Le président Trump a étonné la nation américaine et le monde en publiant une pléthore d’ordres exécutifs dans les premières semaines de son mandat. Le style directif du président Trump a pris le monde par surprise et introduit un degré d’incertitudes ou même de secousses dans les relations politiques et économiques internationales. Jusqu’à présent, Donald Trump a choisi de communiquer au monde à travers des tweets, qui ne sont ni basés sur l’analyse ni sur la politique. Ses tweets ont le plus souvent un grand effet immédiat, mais qui s’amenuisent ensuite. Les ordonnances exécutives ont été publiées sans délibération et sans même en étudier l’impact politique et légal, mais elles remplacent de facto pendant une certaine période la loi jusque-là en vigueur. De même, les ordres exécutifs ne sont ni suffisamment en réseau ni transmis à l’Exécutif et, par conséquent, les fonctionnaires sont le plus souvent incapables de les mettre en œuvre.
En réalité, pour les observateurs les plus avertis, toute cette manière de faire tapageuse, qui s’apparente à un manque de cohérence et de vision, est une véritable stratégie dont le modus operandi du président Trump est en adéquation avec son style de gestion, où il a apparemment voulu créer une sorte de «chaos» et voir quelles seraient les retombées. C’est une technique de gestion souvent utilisée par les manageurs redresseurs d’entreprises dont les résultats ont été éprouvés. De mon point de vue, par sa tactique, il dispose de cent jours pour tester le système dont il hérite et préparer les mécanismes d’ajustement pour l’adapter au nouveau contexte. En un mot, il considère que ce système est en faillite et qu’il devrait le redresser. Concomitamment, il balaye d’un revers et discrédite le «yes we can» de son prédécesseur Barack Obama. Il brandit de ce fait le patriotisme fédérateur avec «l’Amérique avant tout» et le sens de l’intérêt centrique en paraphrasant Winston Churchill : «Nous n’avons ni amis ni ennemis, nous n’avons que des opportunités.»
La décision du président Trump d’empêcher les immigrants et les réfugiés de certains pays musulmans (Syrie, Irak, Iran, Yémen, Somalie, Soudan et Libye) d’entrer aux Etats-Unis pendant quatre-vingt-dix jours (limite des cent premiers jours de son mandat) constitue un point important dans le modus operandi de son style de gestion. Le «chaos» s’en est suivi dans les aéroports du monde entier, alors que les autorités de l’immigration et les compagnies aériennes étaient totalement mal préparées. L’ordonnance exécutoire a été temporairement suspendue par un tribunal du district de Seattle. Les appels du département de la Justice n’ont pas eu grand effet. Une fois qu’il aura suivi son processus devant les cours d’appel, la question se terminera à l’approche des cent jours, et ce, certainement pour des raisons constitutionnelles et procédurales.
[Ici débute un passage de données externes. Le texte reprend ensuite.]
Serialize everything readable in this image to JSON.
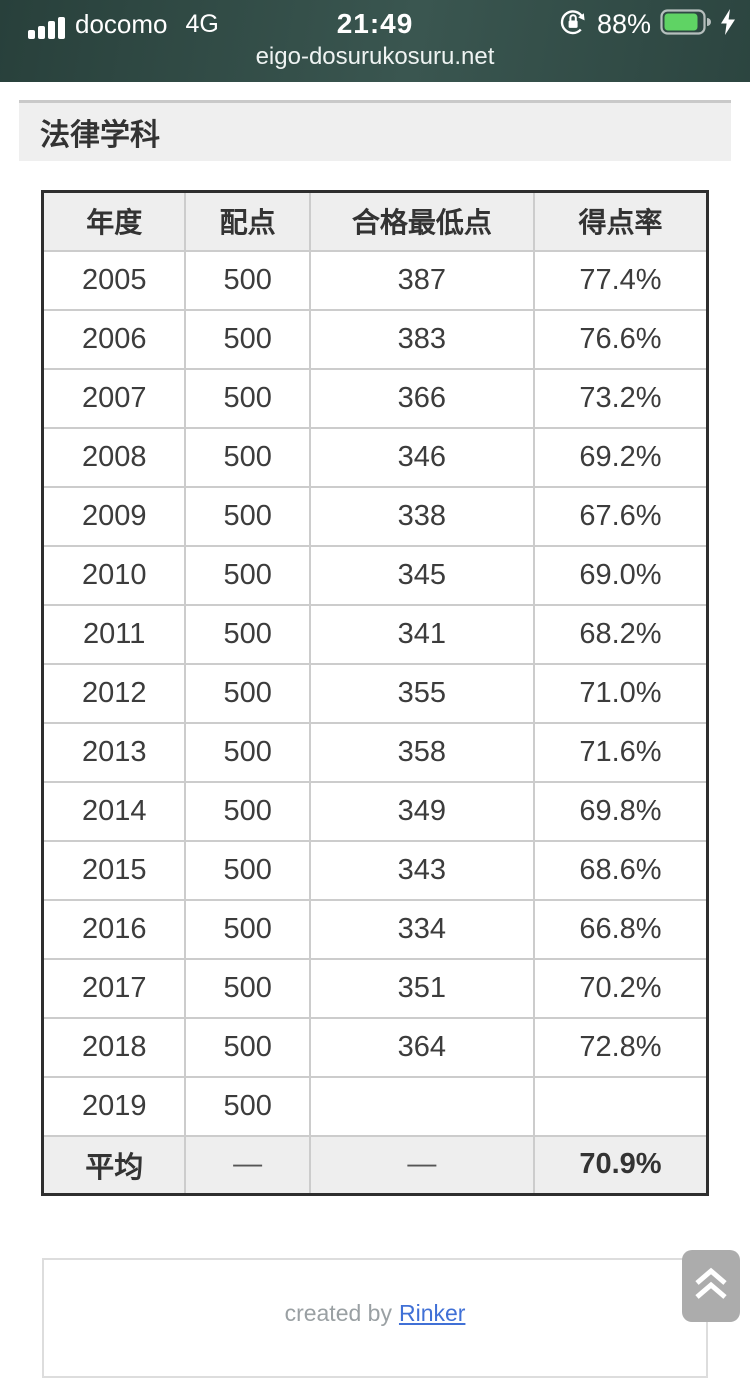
{
  "status_bar": {
    "carrier": "docomo",
    "network": "4G",
    "time": "21:49",
    "battery_percent": "88%",
    "colors": {
      "bar_bg_dark": "#28403b",
      "bar_bg_light": "#3a5650",
      "battery_fill": "#5fd364"
    }
  },
  "browser": {
    "url": "eigo-dosurukosuru.net"
  },
  "page": {
    "heading": "法律学科"
  },
  "table": {
    "headers": [
      "年度",
      "配点",
      "合格最低点",
      "得点率"
    ],
    "rows": [
      [
        "2005",
        "500",
        "387",
        "77.4%"
      ],
      [
        "2006",
        "500",
        "383",
        "76.6%"
      ],
      [
        "2007",
        "500",
        "366",
        "73.2%"
      ],
      [
        "2008",
        "500",
        "346",
        "69.2%"
      ],
      [
        "2009",
        "500",
        "338",
        "67.6%"
      ],
      [
        "2010",
        "500",
        "345",
        "69.0%"
      ],
      [
        "2011",
        "500",
        "341",
        "68.2%"
      ],
      [
        "2012",
        "500",
        "355",
        "71.0%"
      ],
      [
        "2013",
        "500",
        "358",
        "71.6%"
      ],
      [
        "2014",
        "500",
        "349",
        "69.8%"
      ],
      [
        "2015",
        "500",
        "343",
        "68.6%"
      ],
      [
        "2016",
        "500",
        "334",
        "66.8%"
      ],
      [
        "2017",
        "500",
        "351",
        "70.2%"
      ],
      [
        "2018",
        "500",
        "364",
        "72.8%"
      ],
      [
        "2019",
        "500",
        "",
        ""
      ]
    ],
    "average_row": [
      "平均",
      "—",
      "—",
      "70.9%"
    ]
  },
  "footer": {
    "credit_text": "created by",
    "credit_link": "Rinker",
    "link_color": "#4070d6"
  }
}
Sur le plan des relations économiques internationales, d’une part, le plus grand relâchement économique du président Trump est jusqu’ici le Mexique, avec un glissement de la monnaie dépassant 20% depuis novembre dernier. Les incertitudes au sujet de l’Accord de libre-échange nord-américain (Alena) ont un impact important sur les perspectives de l’économie mexicaine. L’Alena a créé des réalités au cours des vingt dernières années. Le risque, selon certains observateurs, est de compromettre six millions d’emplois aux Etats-Unis et de créer une menace pour la sécurité nationale des Etats-Unis provenant du voisin du Sud.
D’autre part, alors que le désenchantement du président Trump avec la posture agressive de la Chine en mer de Chine méridionale et d’autres mouvements ouvertement assertifs peuvent être compris. Cependant, certains observateurs mettent en exergue les préoccupations par rapport à son hostilité à l’égard du positionnement du pays dans le commerce international. Au cours des deux dernières décennies, la Chine est devenue la «boutique du monde» et est profondément intégrée dans les chaînes d’approvisionnement mondiales. C’est pourquoi le président chinois Xi Jinping plaidait pour l’agenda du libre-échange lors de la récente réunion annuelle du Forum économique mondial de Davos. Le retrait américain du Partenariat Trans-Pacifique (TPP) a été une secousse en Asie-Pacifique. L’accord de douze pays excluait la Chine, qui avait travaillé dans le sens de la revitalisation de son propre accord dénommé «Accord commercial Asie-Pacifique (APTA)». Les observateurs insistent sur le fait que le retrait américain du TPP laisse la porte ouverte à l’APTA.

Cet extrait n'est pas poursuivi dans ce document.